With that said, I met Shani while she was a senior at Whitney Young well on her way to Howard University (the real “HU” for any Hamptonians reading this) in Washington, DC. Her brother is best friends with the cousin of a girl who grew up in my neighborhood. Furthermore, I introduced her brother to (what is now) her sister-in-law. EVEN furthermore, her brother’s best friend dated one of the other dynamic women I recently featured on The MCB Project’s Self(ie) Portrait. To say “The world is too small” is an understatement. Follow all of that? Good.
But what you may not know to also be true is that Shani is dope.
This is her story.
I was raised in a vey Afrocentric, arts active family. Between my father, an artist and historian, and my brother, a noted graffiti artist, I had the inspiration and art materials to create whatever I could think up. At age eleven, I became an entrepreneur, taking braid clients nearly every weekend. I was always a great student, and I followed that trajectory until I graduated from Howard University in 2011. I was accustomed to making my family proud through excelling academically, and once I finished school, I found myself in a rut with no job prospects. I felt that my family was secretly disappointed in me and it took a toll on my self-esteem.

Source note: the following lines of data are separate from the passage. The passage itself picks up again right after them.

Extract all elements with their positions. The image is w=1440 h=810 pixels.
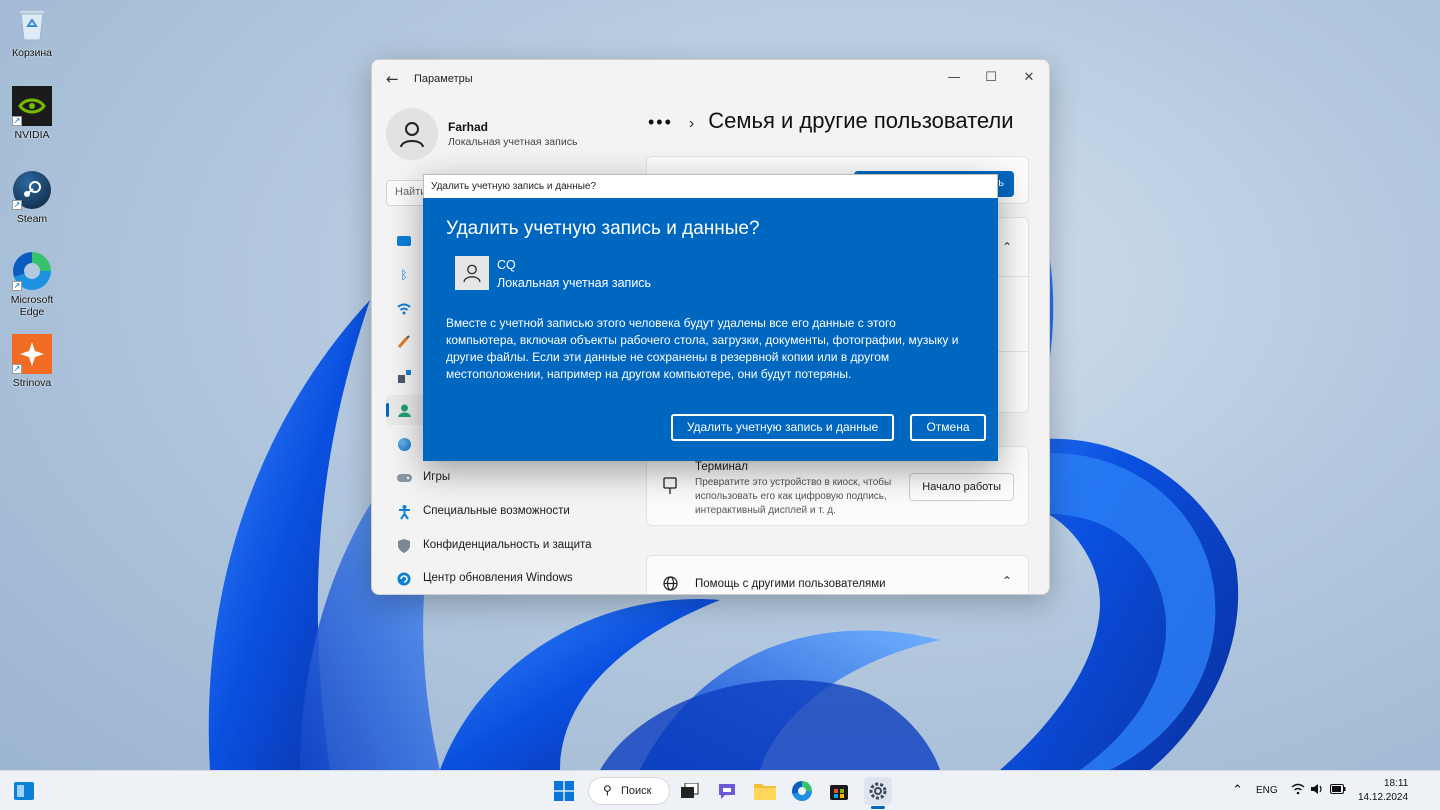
desktop-icon-label: Microsoft Edge xyxy=(10,294,54,318)
dialog-warning-text: Вместе с учетной записью этого человека … xyxy=(446,316,959,381)
desktop-icon-edge[interactable]: ↗ Microsoft Edge xyxy=(6,251,58,318)
bluetooth-icon: ᛒ xyxy=(400,268,408,282)
breadcrumb: ••• › Семья и другие пользователи xyxy=(648,108,1014,134)
edge-icon: ↗ xyxy=(12,251,52,291)
delete-account-dialog: Удалить учетную запись и данные? Удалить… xyxy=(423,174,998,461)
desktop-icon-label: NVIDIA xyxy=(14,129,50,141)
desktop-icon-label: Steam xyxy=(16,213,48,225)
nav-item-accessibility[interactable]: Специальные возможности xyxy=(386,497,626,527)
settings-title: Параметры xyxy=(414,73,473,85)
dialog-heading: Удалить учетную запись и данные? xyxy=(446,218,760,239)
taskbar-search-label: Поиск xyxy=(621,785,652,797)
kiosk-start-button[interactable]: Начало работы xyxy=(909,473,1014,501)
task-view-icon[interactable] xyxy=(678,779,702,803)
desktop-icon-label: Корзина xyxy=(12,47,52,59)
nvidia-icon: ↗ xyxy=(12,86,52,126)
network-icon xyxy=(396,301,412,317)
user-avatar-icon xyxy=(455,256,489,290)
chevron-right-icon: › xyxy=(688,115,695,132)
search-icon: ⚲ xyxy=(603,783,612,797)
desktop-icon-recycle-bin[interactable]: Корзина xyxy=(6,4,58,59)
close-icon[interactable]: ✕ xyxy=(1017,66,1041,90)
volume-icon[interactable] xyxy=(1310,783,1324,798)
clock-date[interactable]: 14.12.2024 xyxy=(1358,792,1408,803)
cancel-button[interactable]: Отмена xyxy=(910,414,986,441)
edge-taskbar-icon[interactable] xyxy=(790,779,814,803)
start-windows-icon[interactable] xyxy=(552,779,576,803)
strinova-icon: ↗ xyxy=(12,334,52,374)
taskbar: ⚲ Поиск ⌃ ENG 18:11 14.12.2024 xyxy=(0,770,1440,810)
nav-item-windows-update[interactable]: Центр обновления Windows xyxy=(386,564,626,594)
gaming-icon xyxy=(396,470,412,486)
page-title: Семья и другие пользователи xyxy=(708,108,1014,133)
dialog-body: Удалить учетную запись и данные? CQ Лока… xyxy=(423,198,998,461)
profile-account-type: Локальная учетная запись xyxy=(448,136,578,148)
desktop-icon-nvidia[interactable]: ↗ NVIDIA xyxy=(6,86,58,141)
dialog-titlebar: Удалить учетную запись и данные? xyxy=(423,174,998,198)
kiosk-title: Терминал xyxy=(695,461,748,473)
language-indicator[interactable]: ENG xyxy=(1256,785,1278,796)
system-icon xyxy=(396,233,412,249)
desktop-icon-steam[interactable]: ↗ Steam xyxy=(6,170,58,225)
profile-name: Farhad xyxy=(448,120,489,134)
chevron-up-icon[interactable]: ⌃ xyxy=(1002,240,1012,254)
file-explorer-icon[interactable] xyxy=(753,779,777,803)
kiosk-icon xyxy=(663,477,677,499)
chevron-up-icon[interactable]: ⌃ xyxy=(1002,574,1012,588)
user-profile[interactable]: Farhad Локальная учетная запись xyxy=(386,108,577,160)
nav-item-gaming[interactable]: Игры xyxy=(386,463,626,493)
clock-time[interactable]: 18:11 xyxy=(1384,778,1408,789)
globe-icon xyxy=(663,576,678,594)
settings-gear-icon[interactable] xyxy=(864,777,892,805)
accessibility-icon xyxy=(396,504,412,520)
nav-item-privacy[interactable]: Конфиденциальность и защита xyxy=(386,531,626,561)
steam-icon: ↗ xyxy=(12,170,52,210)
help-card[interactable]: Помощь с другими пользователями ⌃ xyxy=(646,555,1029,594)
user-icon xyxy=(400,122,424,148)
wifi-icon[interactable] xyxy=(1291,783,1305,798)
personalization-icon xyxy=(396,334,412,350)
minimize-icon[interactable]: — xyxy=(942,66,966,90)
accounts-icon xyxy=(396,402,412,418)
battery-icon[interactable] xyxy=(1330,784,1346,797)
recycle-bin-icon xyxy=(12,4,52,44)
kiosk-description: Превратите это устройство в киоск, чтобы… xyxy=(695,477,892,516)
apps-icon xyxy=(396,368,412,384)
taskbar-search[interactable]: ⚲ Поиск xyxy=(588,777,670,805)
running-indicator xyxy=(871,806,885,809)
widgets-icon[interactable] xyxy=(12,779,36,803)
time-language-icon xyxy=(396,436,412,452)
active-indicator xyxy=(386,403,389,417)
dialog-user-name: CQ xyxy=(497,258,516,272)
desktop-icon-strinova[interactable]: ↗ Strinova xyxy=(6,334,58,389)
settings-titlebar: ← Параметры — ☐ ✕ xyxy=(372,60,1049,98)
avatar xyxy=(386,108,438,160)
back-arrow-icon[interactable]: ← xyxy=(386,70,399,88)
store-icon[interactable] xyxy=(827,779,851,803)
delete-account-button[interactable]: Удалить учетную запись и данные xyxy=(671,414,894,441)
privacy-shield-icon xyxy=(396,538,412,554)
tray-chevron-up-icon[interactable]: ⌃ xyxy=(1232,782,1243,798)
teams-chat-icon[interactable] xyxy=(715,779,739,803)
desktop-icon-label: Strinova xyxy=(12,377,52,389)
windows-update-icon xyxy=(396,571,412,587)
help-title: Помощь с другими пользователями xyxy=(695,578,886,590)
maximize-icon[interactable]: ☐ xyxy=(979,66,1003,90)
breadcrumb-more-icon[interactable]: ••• xyxy=(648,112,673,132)
dialog-user-type: Локальная учетная запись xyxy=(497,276,652,290)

Fortunately, nail art, a longtime hobby of mine, manifested a job opportunity at a popular Black owned nail salon. There I made a name for myself creating intricate wearable art for numerous clients. After two years of working in the salon, I decided to devote more of my time to my own endeavors in art, film and fashion. Now, I co-create a line of reclaimed vintage sportswear, I’m making more imagery, and I was recently included in my first group art show.
Throughout my post college journey My biggest hurdle was negative thinking. I would worry unnecessarily about what other people would think about me pursuing my ideas. I feared that because I was interested and skilled in various disciplines that I wouldn’t be taken seriously. The irony of it all is that I’m typically met with overwhelming love and support, which goes to show that reality is truly subjective. Negative thinking is poison, it is false, and it was stifling my creative energy.
Transitioning into positive thinking is an ongoing process, but investing love in myself has made me feel so much happier, lighter, and freer. I resolved that beyond societal norms and family expectations, I exist, And the only factor governing whether or not my existence is fulfilling is me. My impact on the world won’t be made behind a desk, I will sustain myself with my mind and my hands, like I always have. All that matters is that whatever I do comes from a place of genuine love.